REVIEW OF: Jelovac A et al, JAMA Psychiatry 2025;82(12):1216–1224

STUDY TYPE: Randomized, double-blind, active-placebo pragmatic trial

Ketamine is increasingly used off-label for depression, often in a series of infusions, but does it really outperform a control treatment when added to standard inpatient care? This study enrolled 65 adults hospitalized for major depression and randomized them to receive up to eight twice-weekly intravenous infusions of ketamine (0.5 mg/kg) or the active placebo midazolam (0.045 mg/kg) along with usual treatment. Symptoms were tracked during the infusion phase and for six months after.
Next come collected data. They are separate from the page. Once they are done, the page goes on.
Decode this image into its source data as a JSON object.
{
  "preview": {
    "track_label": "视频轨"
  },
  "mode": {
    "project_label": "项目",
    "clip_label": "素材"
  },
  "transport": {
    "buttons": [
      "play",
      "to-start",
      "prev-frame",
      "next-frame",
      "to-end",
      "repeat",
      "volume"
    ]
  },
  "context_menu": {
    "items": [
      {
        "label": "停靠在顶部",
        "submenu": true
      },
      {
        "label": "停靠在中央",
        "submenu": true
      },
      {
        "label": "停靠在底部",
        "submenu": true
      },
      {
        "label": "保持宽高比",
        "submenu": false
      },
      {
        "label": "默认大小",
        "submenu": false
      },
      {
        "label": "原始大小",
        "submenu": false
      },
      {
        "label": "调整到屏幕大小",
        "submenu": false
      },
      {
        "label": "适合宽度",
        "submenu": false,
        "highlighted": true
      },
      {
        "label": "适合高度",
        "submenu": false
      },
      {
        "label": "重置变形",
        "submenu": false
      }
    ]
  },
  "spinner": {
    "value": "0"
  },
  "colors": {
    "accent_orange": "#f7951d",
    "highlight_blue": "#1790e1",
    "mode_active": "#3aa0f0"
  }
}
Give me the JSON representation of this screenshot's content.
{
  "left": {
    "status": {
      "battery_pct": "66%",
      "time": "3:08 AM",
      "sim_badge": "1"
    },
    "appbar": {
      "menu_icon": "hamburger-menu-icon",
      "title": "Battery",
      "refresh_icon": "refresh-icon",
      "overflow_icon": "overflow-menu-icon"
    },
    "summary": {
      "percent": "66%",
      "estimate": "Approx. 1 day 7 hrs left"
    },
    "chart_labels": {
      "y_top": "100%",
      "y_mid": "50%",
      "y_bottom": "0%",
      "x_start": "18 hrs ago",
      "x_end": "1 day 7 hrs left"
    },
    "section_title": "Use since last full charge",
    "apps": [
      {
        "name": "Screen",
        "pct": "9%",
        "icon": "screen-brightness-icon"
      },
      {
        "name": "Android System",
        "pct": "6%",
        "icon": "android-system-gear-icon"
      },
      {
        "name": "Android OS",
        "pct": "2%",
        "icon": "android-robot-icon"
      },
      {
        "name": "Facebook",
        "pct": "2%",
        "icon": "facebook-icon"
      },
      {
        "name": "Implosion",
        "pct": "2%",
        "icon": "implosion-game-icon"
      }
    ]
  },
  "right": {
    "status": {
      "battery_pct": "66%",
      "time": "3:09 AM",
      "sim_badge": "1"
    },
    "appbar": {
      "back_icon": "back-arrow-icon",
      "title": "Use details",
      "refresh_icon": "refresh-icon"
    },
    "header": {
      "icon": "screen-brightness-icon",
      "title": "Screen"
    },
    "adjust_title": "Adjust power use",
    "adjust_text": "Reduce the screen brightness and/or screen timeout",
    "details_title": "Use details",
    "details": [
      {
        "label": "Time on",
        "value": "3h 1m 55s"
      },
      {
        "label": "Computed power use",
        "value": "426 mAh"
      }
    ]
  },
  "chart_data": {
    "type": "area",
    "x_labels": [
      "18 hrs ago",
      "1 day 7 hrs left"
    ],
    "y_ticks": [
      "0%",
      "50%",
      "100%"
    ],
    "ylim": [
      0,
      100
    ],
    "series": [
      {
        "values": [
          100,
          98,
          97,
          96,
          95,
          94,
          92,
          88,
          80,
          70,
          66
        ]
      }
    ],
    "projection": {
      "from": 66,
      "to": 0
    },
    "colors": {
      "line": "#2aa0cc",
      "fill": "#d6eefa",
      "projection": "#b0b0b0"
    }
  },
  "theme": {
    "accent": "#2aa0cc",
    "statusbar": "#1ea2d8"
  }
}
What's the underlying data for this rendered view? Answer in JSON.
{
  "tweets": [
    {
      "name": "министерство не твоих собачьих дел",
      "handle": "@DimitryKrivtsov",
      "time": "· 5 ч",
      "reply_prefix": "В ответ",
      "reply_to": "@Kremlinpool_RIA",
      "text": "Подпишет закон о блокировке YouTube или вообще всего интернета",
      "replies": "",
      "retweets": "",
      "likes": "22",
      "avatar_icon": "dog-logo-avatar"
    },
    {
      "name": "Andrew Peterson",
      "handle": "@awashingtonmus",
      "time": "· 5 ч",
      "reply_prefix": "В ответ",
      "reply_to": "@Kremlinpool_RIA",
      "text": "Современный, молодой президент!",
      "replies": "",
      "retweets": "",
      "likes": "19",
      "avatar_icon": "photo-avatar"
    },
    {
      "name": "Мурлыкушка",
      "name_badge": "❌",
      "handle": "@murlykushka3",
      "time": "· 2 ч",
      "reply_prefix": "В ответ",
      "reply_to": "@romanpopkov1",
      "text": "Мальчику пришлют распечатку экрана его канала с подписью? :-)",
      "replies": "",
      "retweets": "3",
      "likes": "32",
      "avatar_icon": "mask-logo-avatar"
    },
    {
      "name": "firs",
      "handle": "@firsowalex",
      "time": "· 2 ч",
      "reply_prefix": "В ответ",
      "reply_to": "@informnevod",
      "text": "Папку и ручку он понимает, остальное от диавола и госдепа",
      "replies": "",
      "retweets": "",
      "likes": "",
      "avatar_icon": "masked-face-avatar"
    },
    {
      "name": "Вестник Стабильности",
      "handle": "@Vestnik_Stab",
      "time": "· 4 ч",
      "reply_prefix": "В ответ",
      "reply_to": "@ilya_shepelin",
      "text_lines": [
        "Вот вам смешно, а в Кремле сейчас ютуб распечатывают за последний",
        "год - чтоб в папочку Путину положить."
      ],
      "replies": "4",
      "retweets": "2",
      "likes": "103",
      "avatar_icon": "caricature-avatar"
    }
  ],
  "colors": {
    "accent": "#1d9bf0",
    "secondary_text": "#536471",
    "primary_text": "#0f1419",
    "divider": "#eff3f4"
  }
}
Midazolam was selected as the control because it offers some psychoactive effects that help preserve blinding. But importantly, prior studies have suggested that benzodiazepines, including midazolam, may transiently reduce anxiety or dysphoria, which could obscure ketamine’s antidepressant effects (Wilkinson ST et al, Neuropsychopharmacology 2019;44(7):1233–1238).

By the end of treatment, response and remission were somewhat higher with ketamine (47% and 44%) than with midazolam (33% and 30%), but the difference did not reach statistical significance. Self-rated symptoms, cognition, quality of life, and costs were also similar. The study fell short of its planned enrollment due to constraints related to the COVID-19 pandemic.

The article did not specifically analyze suicidal ideation outcomes, though prior ketamine literature suggests antisuicidal effects within hours to days, especially in patients with severe depression.

CARLAT TAKE

Ketamine didn’t statistically outperform midazolam, but let’s not write it off. The study had strengths, including its randomized design and long follow-up, but two key limitations stand out. Midazolam isn’t an inert placebo; it can have short-term mood-modulating effects that make it harder to detect ketamine’s true antidepressant properties. And the smaller sample size, related to COVID-19 disruptions, reduced the study’s power to pick up more subtle differences. Still, ketamine produced higher response and remission rates, suggesting that a larger, adequately powered trial might have detected a clearer benefit. This study tempers the early enthusiasm but doesn’t close the door, and ketamine may still play a role for some patients with severe or treatment-resistant depression.